Entre los jóvenes que se vieron impulsados a trabajar, las apps de repartos fueron de las opciones más comunes. La experiencia de los repartidores estuvo signada por tres grandes temores: al virus, al delito, y a la policía, empoderada en su rol de “trabajadores esenciales”. Estos miedos se suman a las condiciones precarias de sus trabajos: las bajas ganancias –aunque mayores a las de otras alternativas–, las inexistentes prestaciones laborales; en palabras de una entrevistada: “la política de ‘arreglate solo’”. La heterogeneidad de estos trabajadores y la naturaleza altamente individualista de su labor, dificultan la creación de una identidad sobre la que se asienten espacios de acción colectiva. Estas tendencias se vieron vigorizadas con la cuarentena y el miedo al contacto. Para estos jóvenes, el desdén por parte de sus jefes, las aplicaciones, no ha sido un problema, pues es lo que esperaban al comenzar con su trabajo. Lo que sí les generó desazón y enojo fue la desatención por parte del Estado respecto al cumplimiento del aislamiento y las frecuentes molestias que les ocasionaban los policías y los trabajadores de Control Urbano.

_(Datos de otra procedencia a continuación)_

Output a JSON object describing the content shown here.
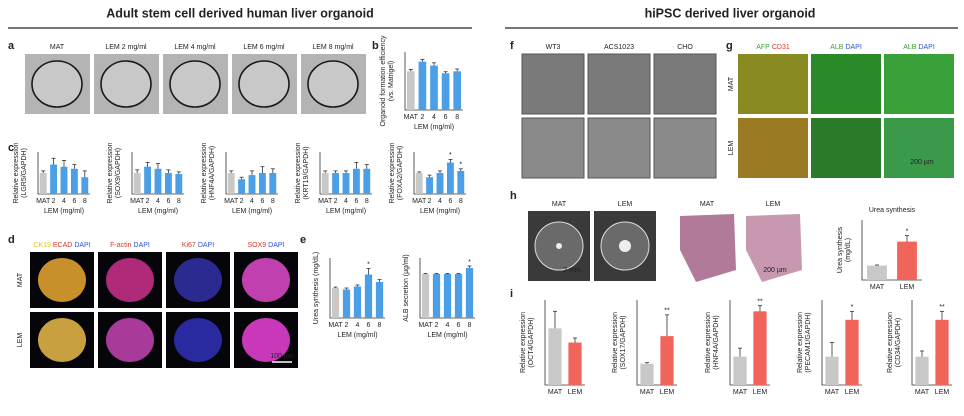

Una de las virtudes del libro es que no se centra únicamente en los dolores, sino que también atiende a las salidas que la pandemia habilitó.

Los autopercibidos “beneficiados” de la pandemia, quienes dicen con cierta jactancia haber encontrado la oportunidad de la crisis, son los jóvenes programadores. Están los que estudiaban o se dedicaban a la programación desde antes, los que comenzaron con la pandemia y los que combinan su actividad de programadores con sus carreras universitarias. En general, provenientes de familias más o menos acomodadas, o que, al menos, no pasan grandes carencias, estos jóvenes reivindican sus trabajos en oposición a las profesiones liberales. En la programación, sostienen, no hay ñoquis: se necesita emprendedurismo, curiosidad, flexibilidad y coraje.

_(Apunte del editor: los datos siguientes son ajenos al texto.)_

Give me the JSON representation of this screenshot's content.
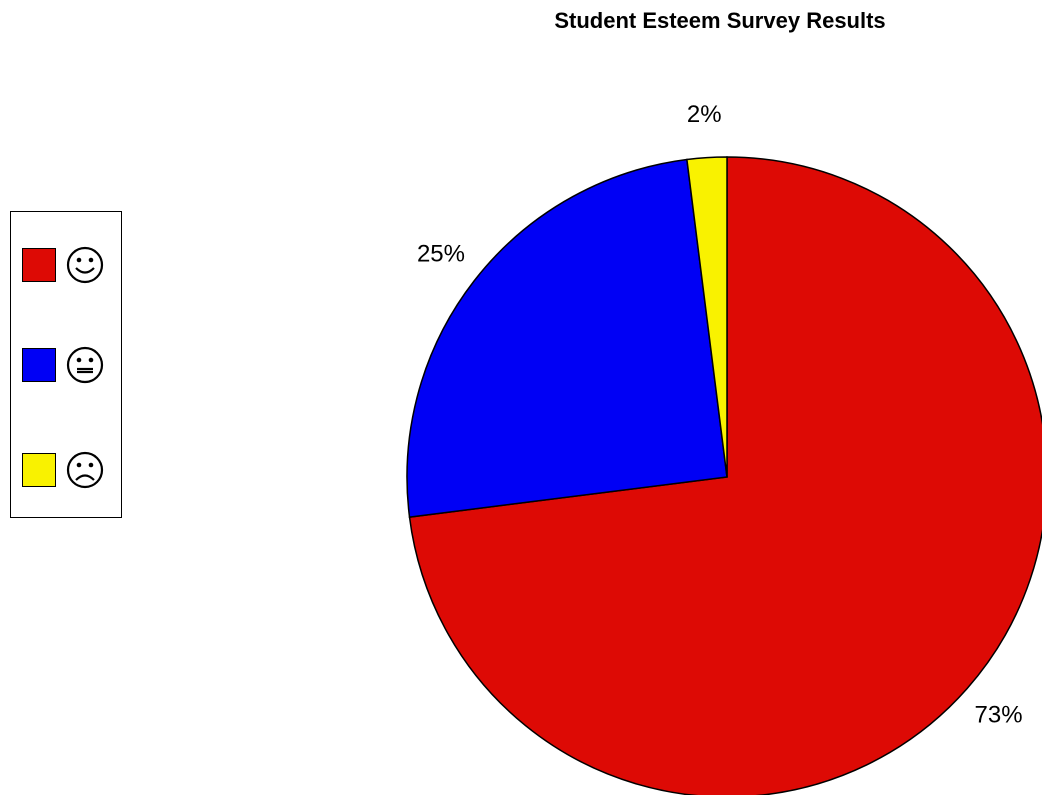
{
  "chart_data": {
    "type": "pie",
    "title": "Student Esteem Survey Results",
    "slices": [
      {
        "label": "73%",
        "value": 73,
        "color": "#dd0a05",
        "legend_icon": "happy-face-icon"
      },
      {
        "label": "25%",
        "value": 25,
        "color": "#0000f5",
        "legend_icon": "neutral-face-icon"
      },
      {
        "label": "2%",
        "value": 2,
        "color": "#f9f200",
        "legend_icon": "sad-face-icon"
      }
    ],
    "start": "12 o'clock",
    "direction": "clockwise",
    "legend_position": "left"
  }
}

Otros que supieron aprovechar la ultra digitalización de los tiempos pandémicos fueron los influencers. El abandono forzado de ciertas tareas por el confinamiento, hizo que muchos buscaran un sucedáneo de esas actividades haciendo de la necesidad virtud. Tal fue el caso de los booktokers, que sortearon la clásica oposición libros-pantallas, creando perfiles en redes sociales donde recomiendan lecturas e, incluso, escribiendo sus propias obras en plataformas como Wattpad. Algunos han alcanzado fama y éxito descomunales, llegando a escribir verdaderos bestsellers. Se trata de personas con considerable capital cultural y simbólico, que supieron hacer uso de esas ventajas, comenzando con un hobby que, en poco tiempo, excedió con creces las expectativas iniciales. Alrededor de ellos surgieron comunidades que, para muchos, aliviaron la angustia, mostrando que, incluso en pandemia, la famosa imagen de jóvenes que “ni estudian ni trabajan” es una quimera. En tiempos aciagos, se las ingeniaron para no poner pausa a sus actividades culturales.

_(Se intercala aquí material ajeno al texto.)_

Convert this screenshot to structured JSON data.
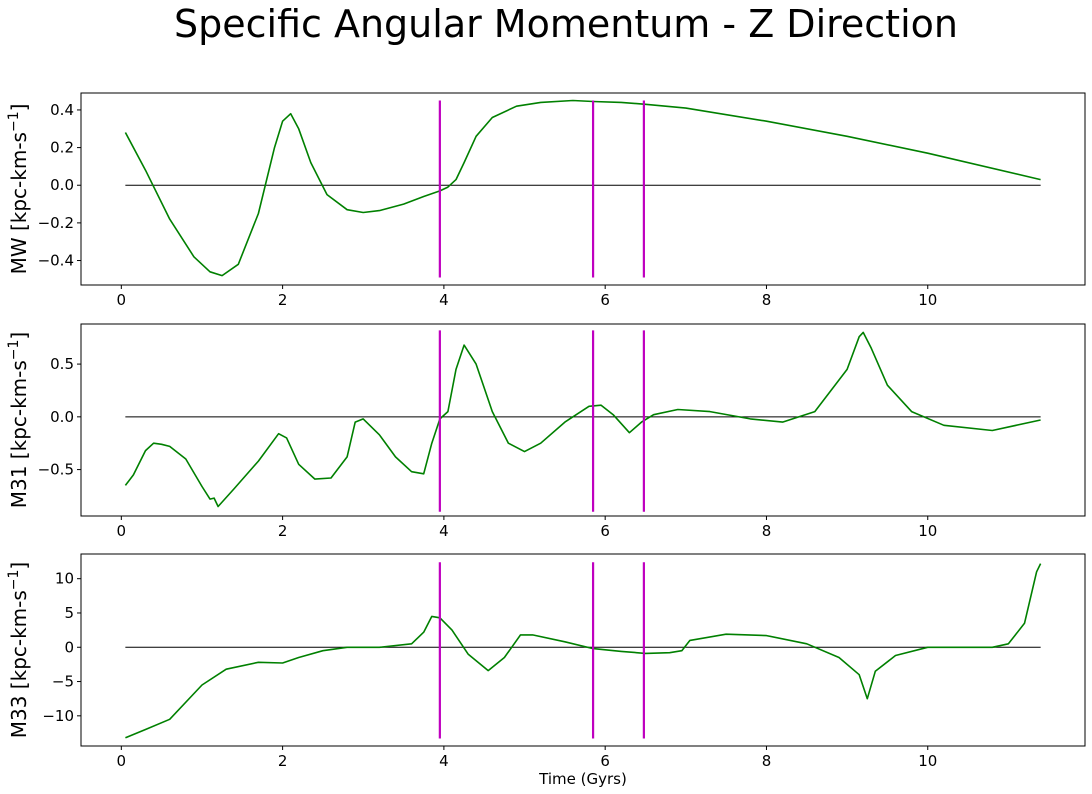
{
  "title": "Specific Angular Momentum - Z Direction",
  "chart_data": [
    {
      "type": "line",
      "ylabel": "MW [kpc-km-s",
      "ylabel_sup": "−1",
      "ylabel_end": "]",
      "xlabel": "",
      "xlim": [
        -0.5,
        11.95
      ],
      "ylim": [
        -0.53,
        0.49
      ],
      "xticks": [
        0,
        2,
        4,
        6,
        8,
        10
      ],
      "yticks": [
        -0.4,
        -0.2,
        0.0,
        0.2,
        0.4
      ],
      "ytick_labels": [
        "−0.4",
        "−0.2",
        "0.0",
        "0.2",
        "0.4"
      ],
      "vlines": [
        3.95,
        5.85,
        6.48
      ],
      "vline_range": [
        -0.49,
        0.45
      ],
      "zero_line": [
        0.05,
        11.4
      ],
      "series": [
        {
          "color": "#008000",
          "x": [
            0.05,
            0.3,
            0.6,
            0.9,
            1.1,
            1.25,
            1.45,
            1.7,
            1.9,
            2.0,
            2.1,
            2.2,
            2.35,
            2.55,
            2.8,
            3.0,
            3.2,
            3.5,
            3.75,
            3.95,
            4.05,
            4.15,
            4.25,
            4.4,
            4.6,
            4.9,
            5.2,
            5.6,
            5.85,
            6.2,
            6.5,
            7.0,
            8.0,
            9.0,
            10.0,
            11.4
          ],
          "y": [
            0.28,
            0.08,
            -0.18,
            -0.38,
            -0.46,
            -0.48,
            -0.42,
            -0.15,
            0.2,
            0.34,
            0.38,
            0.3,
            0.12,
            -0.05,
            -0.13,
            -0.145,
            -0.135,
            -0.1,
            -0.06,
            -0.03,
            -0.01,
            0.03,
            0.12,
            0.26,
            0.36,
            0.42,
            0.44,
            0.45,
            0.445,
            0.44,
            0.43,
            0.41,
            0.34,
            0.26,
            0.17,
            0.03
          ]
        }
      ]
    },
    {
      "type": "line",
      "ylabel": "M31 [kpc-km-s",
      "ylabel_sup": "−1",
      "ylabel_end": "]",
      "xlabel": "",
      "xlim": [
        -0.5,
        11.95
      ],
      "ylim": [
        -0.94,
        0.88
      ],
      "xticks": [
        0,
        2,
        4,
        6,
        8,
        10
      ],
      "yticks": [
        -0.5,
        0.0,
        0.5
      ],
      "ytick_labels": [
        "−0.5",
        "0.0",
        "0.5"
      ],
      "vlines": [
        3.95,
        5.85,
        6.48
      ],
      "vline_range": [
        -0.9,
        0.82
      ],
      "zero_line": [
        0.05,
        11.4
      ],
      "series": [
        {
          "color": "#008000",
          "x": [
            0.05,
            0.15,
            0.3,
            0.4,
            0.5,
            0.6,
            0.8,
            1.0,
            1.1,
            1.15,
            1.2,
            1.4,
            1.7,
            1.95,
            2.05,
            2.2,
            2.4,
            2.6,
            2.8,
            2.9,
            3.0,
            3.2,
            3.4,
            3.6,
            3.75,
            3.85,
            3.95,
            4.05,
            4.15,
            4.25,
            4.4,
            4.6,
            4.8,
            5.0,
            5.2,
            5.5,
            5.8,
            5.95,
            6.1,
            6.3,
            6.45,
            6.6,
            6.9,
            7.3,
            7.8,
            8.2,
            8.6,
            9.0,
            9.15,
            9.2,
            9.3,
            9.5,
            9.8,
            10.2,
            10.8,
            11.4
          ],
          "y": [
            -0.65,
            -0.55,
            -0.32,
            -0.25,
            -0.26,
            -0.28,
            -0.4,
            -0.66,
            -0.78,
            -0.77,
            -0.85,
            -0.68,
            -0.42,
            -0.16,
            -0.2,
            -0.45,
            -0.59,
            -0.58,
            -0.38,
            -0.05,
            -0.02,
            -0.17,
            -0.38,
            -0.52,
            -0.54,
            -0.25,
            -0.02,
            0.05,
            0.45,
            0.68,
            0.5,
            0.05,
            -0.25,
            -0.33,
            -0.25,
            -0.05,
            0.1,
            0.11,
            0.02,
            -0.15,
            -0.05,
            0.02,
            0.07,
            0.05,
            -0.02,
            -0.05,
            0.05,
            0.45,
            0.76,
            0.8,
            0.65,
            0.3,
            0.05,
            -0.08,
            -0.13,
            -0.03
          ]
        }
      ]
    },
    {
      "type": "line",
      "ylabel": "M33 [kpc-km-s",
      "ylabel_sup": "−1",
      "ylabel_end": "]",
      "xlabel": "Time (Gyrs)",
      "xlim": [
        -0.5,
        11.95
      ],
      "ylim": [
        -14.4,
        13.6
      ],
      "xticks": [
        0,
        2,
        4,
        6,
        8,
        10
      ],
      "yticks": [
        -10,
        -5,
        0,
        5,
        10
      ],
      "ytick_labels": [
        "−10",
        "−5",
        "0",
        "5",
        "10"
      ],
      "vlines": [
        3.95,
        5.85,
        6.48
      ],
      "vline_range": [
        -13.3,
        12.4
      ],
      "zero_line": [
        0.05,
        11.4
      ],
      "series": [
        {
          "color": "#008000",
          "x": [
            0.05,
            0.3,
            0.6,
            1.0,
            1.3,
            1.7,
            2.0,
            2.2,
            2.5,
            2.8,
            3.2,
            3.6,
            3.75,
            3.85,
            3.95,
            4.1,
            4.3,
            4.55,
            4.75,
            4.95,
            5.1,
            5.5,
            5.85,
            6.2,
            6.5,
            6.8,
            6.95,
            7.05,
            7.5,
            8.0,
            8.5,
            8.9,
            9.15,
            9.25,
            9.35,
            9.6,
            10.0,
            10.4,
            10.8,
            11.0,
            11.2,
            11.35,
            11.4
          ],
          "y": [
            -13.2,
            -12.0,
            -10.5,
            -5.5,
            -3.2,
            -2.2,
            -2.3,
            -1.5,
            -0.5,
            0.0,
            0.0,
            0.5,
            2.2,
            4.5,
            4.3,
            2.5,
            -1.0,
            -3.4,
            -1.5,
            1.8,
            1.8,
            0.8,
            -0.2,
            -0.6,
            -0.9,
            -0.8,
            -0.5,
            1.0,
            1.9,
            1.7,
            0.5,
            -1.5,
            -4.0,
            -7.5,
            -3.5,
            -1.2,
            0.0,
            0.0,
            0.0,
            0.5,
            3.5,
            11.0,
            12.2
          ]
        }
      ]
    }
  ]
}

A pesar de la heterogeneidad de las experiencias, todas estuvieron atravesadas por distintos grados de angustia e incertidumbre. Más allá de los “beneficiados”, de quienes encontraron modos de continuar con sus actividades y de quienes pretenden retomarlas, el balance es negativo. Entre otras cosas, porque todos coinciden en algo: en que sus logros, más o menos espectaculares, los han conseguido solos, a despecho del Estado que afirmaba que “nadie se salva solo”. El triple fracking pandémico tiene como consecuencia la emergencia de subjetividades individualizadas. Mientras el Estado pretende que las consecuencias de la pandemia han terminado, lo que observan los autores es que una de ellas, acaso la más difícil de erradicar, es que ha dejado el suelo fértil para ideologías neoliberales. El malestar que generaron las medidas de aislamiento es afín a los slogans laissez faire, laissez passer.

La lectura de Dolores, experiencias, salidas resulta iluminadora respecto de la Argentina postpandémica y su futuro. A pesar del pesimismo que se desprende de sus páginas, la obra es un llamado al diálogo entre científicos, políticos y la sociedad en su conjunto, que, en momentos de crisis, deberían estar más cerca que nunca.